The demands of the teaching profession circles around learning. Without a doubt the teacher is a learner. The graduate who signs up for this call becomes that learned teacher with time. Well, who then is the learned teacher?
1.       The learned teacher has learned how to learn.
2.      The learned teacher has learned how to unlearn non-working learning.
3.      The learned teacher has learned how to help others learn.
4.      The learned teacher has learned how to check if learners learned.
5.      The learned teacher has learned how to find how much they learned, if at all.
6.       The learned teacher has learned how to address whatever hinders learning, if any.
To transform into that learned teacher therefore, s/he adjusts from day to day, sometimes an inch at a time. The profession demands it. When that adjustment is done, s/he turns something like a successful trial lawyer, a genius neurosurgeon or somewhat skillfully, an opera conductor.
If the opening speech of a trial lawyer has no bearing, the entire case falls flat. If the first thing a surgeon does in an emergency is all wrong, the patient dies. If the structural fiber a civil engineer designs into the foundation is weak, no matter how great the building is, all the people in it are simply waiting for a collapse whether they know it or not.

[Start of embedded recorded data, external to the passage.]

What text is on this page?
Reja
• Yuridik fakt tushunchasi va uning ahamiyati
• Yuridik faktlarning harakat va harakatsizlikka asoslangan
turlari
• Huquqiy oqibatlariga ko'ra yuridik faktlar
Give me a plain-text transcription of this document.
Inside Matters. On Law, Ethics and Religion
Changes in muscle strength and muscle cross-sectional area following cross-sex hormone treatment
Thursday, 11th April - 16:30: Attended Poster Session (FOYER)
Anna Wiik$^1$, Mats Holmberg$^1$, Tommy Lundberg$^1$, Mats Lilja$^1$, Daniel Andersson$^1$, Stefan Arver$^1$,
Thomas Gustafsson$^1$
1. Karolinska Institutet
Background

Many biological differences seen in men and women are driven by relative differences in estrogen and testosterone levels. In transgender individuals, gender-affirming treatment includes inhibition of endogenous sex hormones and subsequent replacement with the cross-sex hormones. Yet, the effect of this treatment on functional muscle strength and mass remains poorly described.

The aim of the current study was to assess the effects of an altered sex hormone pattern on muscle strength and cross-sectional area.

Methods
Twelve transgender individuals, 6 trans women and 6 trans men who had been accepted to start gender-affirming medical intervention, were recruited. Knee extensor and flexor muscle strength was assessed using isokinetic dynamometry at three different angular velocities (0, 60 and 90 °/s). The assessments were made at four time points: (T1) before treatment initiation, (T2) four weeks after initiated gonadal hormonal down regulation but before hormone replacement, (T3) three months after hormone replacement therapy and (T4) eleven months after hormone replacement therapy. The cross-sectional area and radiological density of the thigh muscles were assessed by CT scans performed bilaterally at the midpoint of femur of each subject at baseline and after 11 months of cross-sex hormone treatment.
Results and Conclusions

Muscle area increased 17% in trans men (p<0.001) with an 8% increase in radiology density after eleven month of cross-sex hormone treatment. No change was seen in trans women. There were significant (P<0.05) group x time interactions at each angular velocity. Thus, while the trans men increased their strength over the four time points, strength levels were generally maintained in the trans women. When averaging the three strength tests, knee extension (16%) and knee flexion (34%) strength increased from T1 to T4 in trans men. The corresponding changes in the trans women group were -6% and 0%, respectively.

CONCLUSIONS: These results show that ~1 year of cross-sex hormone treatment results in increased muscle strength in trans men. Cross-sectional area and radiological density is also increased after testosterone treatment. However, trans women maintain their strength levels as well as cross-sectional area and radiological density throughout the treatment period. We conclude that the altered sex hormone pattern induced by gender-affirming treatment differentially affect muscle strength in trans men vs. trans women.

There’s no point painting a dreary picture. We are teachers. Let’s think of exciting things, say a theatre, an opera. If the first scene is boring, the audience is forever lost! So, the play’s director – in our case, the teacher – must ensure that s/he captures the attention of every person in the audience. In an opera, that first piece of music is called the overture. It must be beauteous so that everybody who bought a ticket is entirely and irresistibly raptured in the production.
The job of a teacher in school is something like that of a conductor of the symphony orchestra. The members of the teacher’s orchestra are not violinists, flutists, trumpeters and percussionists. They are the styles, sequence and strategies of learning that come to play during the lesson. They are the comeliness, comportment, methods and management principles with which he carries himself from day to day. Members of her audience – pupils, students, parents – would feel they have been served well when she has assessed her students and they have come out in flying colours. But that’s not where she began, although assessment is a crucial part of the learning process.
    You might want to see an opera. I recommend Guiseppe Verdi’s La Traviata available on YouTube.